Kruskaya Hidalgo Cordero

“¡No pasó!”. Una noticia que, como fuego en la selva, devoraba todo a su paso. Caras aturdidas, furiosas, desoladas. “¿Pero es seguro?” “Si. Nos odian. ¡Votaron en contra!”[1]. El martes 17 de septiembre, se manchaba de sangre la Asamblea Nacional. Sangre de todas las mujeres que mueren por abortos inseguros en Ecuador. Sangre de todas las niñas y adolescentes violadas y obligadas a parir. La reforma al Código Orgánico Integral Penal (COIP) no pasó, faltaron 5 votos. Cinco votos para que se amplíen las causales de aborto y se incluyan: la violación, el estupro, el incesto, las patologías incompatibles con la vida extrauterina, y la inseminación no consentida. Causales propuestas para garantizar un mínimo de reparación a víctimas de violencia sexual. Sin embargo, la escalofriante realidad de violencia sexual no fue suficiente.

La despenalización del aborto en caso de violación no fue aprobada en un país donde hombres violan a 11 mujeres cada día. En un país donde 6 de cada 10 casos de violencia sexual son perpetrados a niñas menores de 14 años. En un país donde solo el 1% de los casos de violencia sexual denunciados tienen sentencia. En un país donde 3000 niñas dan a luz cada año y 7 niñas abortan al día. La despenalización del aborto en caso de violación no fue aprobada en un país donde las mujeres que mueren o son criminalizadas por abortar – en su gran mayoría – son afro e indígenas. Los dos grupos poblacionales más pobres de este país.
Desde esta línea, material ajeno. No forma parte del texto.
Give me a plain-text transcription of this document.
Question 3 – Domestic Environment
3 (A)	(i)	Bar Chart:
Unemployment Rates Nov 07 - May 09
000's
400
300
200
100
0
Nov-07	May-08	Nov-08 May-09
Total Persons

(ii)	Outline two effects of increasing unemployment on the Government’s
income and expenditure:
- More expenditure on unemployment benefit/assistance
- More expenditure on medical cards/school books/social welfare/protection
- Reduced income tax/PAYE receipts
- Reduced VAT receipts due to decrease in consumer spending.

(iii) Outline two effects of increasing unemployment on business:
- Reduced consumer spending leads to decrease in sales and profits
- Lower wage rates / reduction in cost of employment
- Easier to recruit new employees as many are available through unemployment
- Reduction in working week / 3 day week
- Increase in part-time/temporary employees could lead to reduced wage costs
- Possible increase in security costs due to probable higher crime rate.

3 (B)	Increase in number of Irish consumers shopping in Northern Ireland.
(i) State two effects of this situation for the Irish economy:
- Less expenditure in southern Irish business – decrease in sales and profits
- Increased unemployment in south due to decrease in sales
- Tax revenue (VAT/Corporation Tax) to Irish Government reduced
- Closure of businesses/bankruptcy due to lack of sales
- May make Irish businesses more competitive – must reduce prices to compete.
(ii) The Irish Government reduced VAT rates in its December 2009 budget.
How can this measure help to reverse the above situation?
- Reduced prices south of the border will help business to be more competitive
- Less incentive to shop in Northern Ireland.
Niñas, adolescentes y mujeres que no tienen acceso a métodos anticonceptivos, a planificación familiar, a educación sexual, y que no pueden acceder a abortos seguros. Son ellas las que están más expuestas a la desinformación, a las prácticas de aborto inseguras, a clínicas ilegales que lucran con sus vidas.

De las 286 noticias de delito por aborto consentido que reporta Fiscalía[2], el 90% de mujeres eran jóvenes, afro o indígenas y empobrecidas. Entonces, hablar de despenalización es un tema de justicia social, porque criminalizar el aborto es criminalizar la pobreza.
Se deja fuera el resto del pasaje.